Advocating — and Raising a Daughter — Through Grief
During the course of our conversation with Anthony, his daughter Charlotte makes an appearance. Sitting on her father’s lap, looking at the screensaver of his cell phone, she coos and points as she speaks: “Mama, Dada.” Anthony responds gently, “You see, Mama and Dada? And who’s that? Charlotte.”

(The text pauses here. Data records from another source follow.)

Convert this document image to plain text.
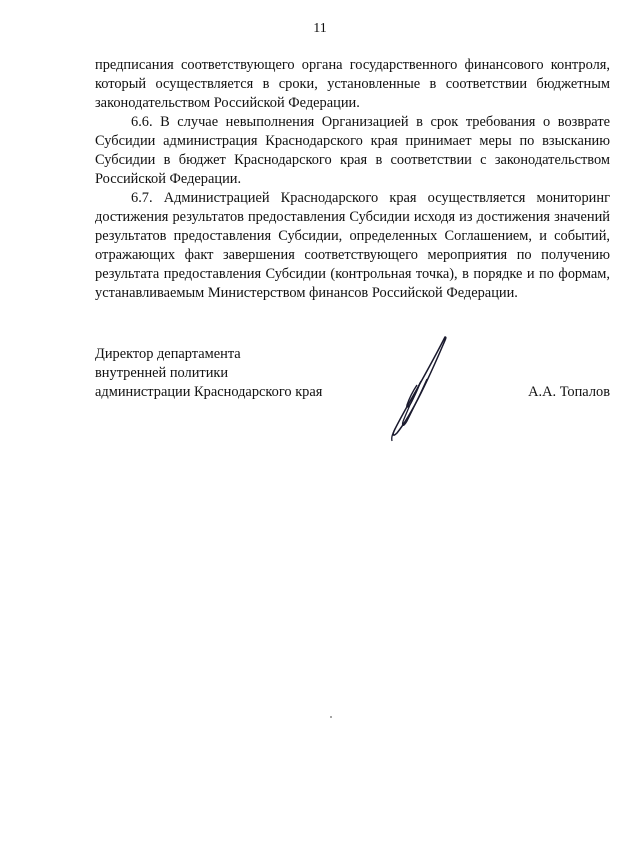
11

предписания соответствующего органа государственного финансового контроля, который осуществляется в сроки, установленные в соответствии бюджетным законодательством Российской Федерации.

6.6. В случае невыполнения Организацией в срок требования о возврате Субсидии администрация Краснодарского края принимает меры по взысканию Субсидии в бюджет Краснодарского края в соответствии с законодательством Российской Федерации.

6.7. Администрацией Краснодарского края осуществляется мониторинг достижения результатов предоставления Субсидии исходя из достижения значений результатов предоставления Субсидии, определенных Соглашением, и событий, отражающих факт завершения соответствующего мероприятия по получению результата предоставления Субсидии (контрольная точка), в порядке и по формам, устанавливаемым Министерством финансов Российской Федерации.

Директор департамента
внутренней политики
администрации Краснодарского края	А.А. Топалов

He says he plans to share as much about Chaniece with Charlotte as he can, a process that’s been painful in its own way. He only recently put his wedding and engagement photos back up around the house, including in Charlotte’s bedroom. “I had taken them down for a while because, for therapeutic reasons, they were just too hurtful,” he says. “But now I’m in a place where I’m able to handle that.”
But in sharing his memories of Chaniece with Charlotte, Anthony also laments what his daughter will miss out on without her mother around, such as Chaniece’s love of ballet.
“That was one of the things that could have been an experience that they shared together, that she could expose her to,” he says.
Knowing that Chaniece is not going to be able to nurture Charlotte and love on her with maternal instinct hurts him every day. But his sorrow is also for himself: For the loss of his wife of only five years, his partner for seven. It’s an ineffable feeling, one he believes others in their family don’t necessarily experience as intensely as he does.
“They miss her,” Anthony says, choking back tears, “but they don’t miss her the way I miss her.”